Miel a fait de la transmission de cette danse, toujours mal connue et peu pratiquée aujourd’hui, un enjeu important au sein de la compagnie Mazelfreten. « Cette année, on a assuré plus de 1 000 heures d’ateliers avec les publics » affirme-t-il. C’est donc tout naturellement que le duo, fondé en 2018, a accepté de relever le défi qui fait l’objet de la répétition du jour : chorégraphier, avec un groupe d’amateurs amoureux de la danse et curieux des danses urbaines, l’une des treize parties d’une gigantesque parade intitulée On ne va pas se défiler !.
Il est 19h50 et il est temps de passer à la pratique. Sous forme de « speed dance dating », des duos se font et se défont pour travailler des parties du corps. D’abord des mouvements de tête uniquement, puis les bras, le bassin et finalement les jambes. Miel rassure les participants : « Peu importe votre niveau, ce sont les contraintes que l’on va se donner qui vont permettre la créativité. » Le groupe intergénérationnel – de 19 à 64 ans – reste soucieux après avoir visionné les vidéos ; notamment celle de Rave Lucid, la première pièce de groupe signée Mazelfreten, dont la parade en préparation emprunte la grammaire : un vocabulaire affuté, fait d’hybridation des danses des deux créateurs.

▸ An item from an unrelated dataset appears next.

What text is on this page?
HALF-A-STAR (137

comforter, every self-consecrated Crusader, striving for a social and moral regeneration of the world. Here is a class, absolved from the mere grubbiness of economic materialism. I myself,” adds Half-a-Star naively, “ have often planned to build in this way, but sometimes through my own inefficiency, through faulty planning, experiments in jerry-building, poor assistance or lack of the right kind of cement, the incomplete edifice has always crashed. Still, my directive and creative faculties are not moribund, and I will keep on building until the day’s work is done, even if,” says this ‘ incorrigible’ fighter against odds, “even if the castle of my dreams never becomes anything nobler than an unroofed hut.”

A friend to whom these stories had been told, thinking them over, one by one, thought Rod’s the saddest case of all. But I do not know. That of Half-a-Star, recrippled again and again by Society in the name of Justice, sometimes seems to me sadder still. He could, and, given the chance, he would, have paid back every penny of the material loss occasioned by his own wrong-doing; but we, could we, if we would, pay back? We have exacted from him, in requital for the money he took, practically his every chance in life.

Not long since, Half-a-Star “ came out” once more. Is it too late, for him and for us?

Lors du tour des présentations, beaucoup de participants ont toutefois exprimé avoir une pratique amateur – classique, contemporain, modern jazz. Clément, lui, n’est pas un habitué des cours de danse. « Je danse quand c’est la fête et je danse en concert. J’adore ça ! » lance-t-il en riant. À 37 ans, salarié d’un lieu de spectacles à Pantin, il s’est motivé à rejoindre la parade : « C’est la première fois que je me lance dans un projet participatif comme celui-ci. D’habitude, c’est mon travail d’en organiser mais jamais de participer. »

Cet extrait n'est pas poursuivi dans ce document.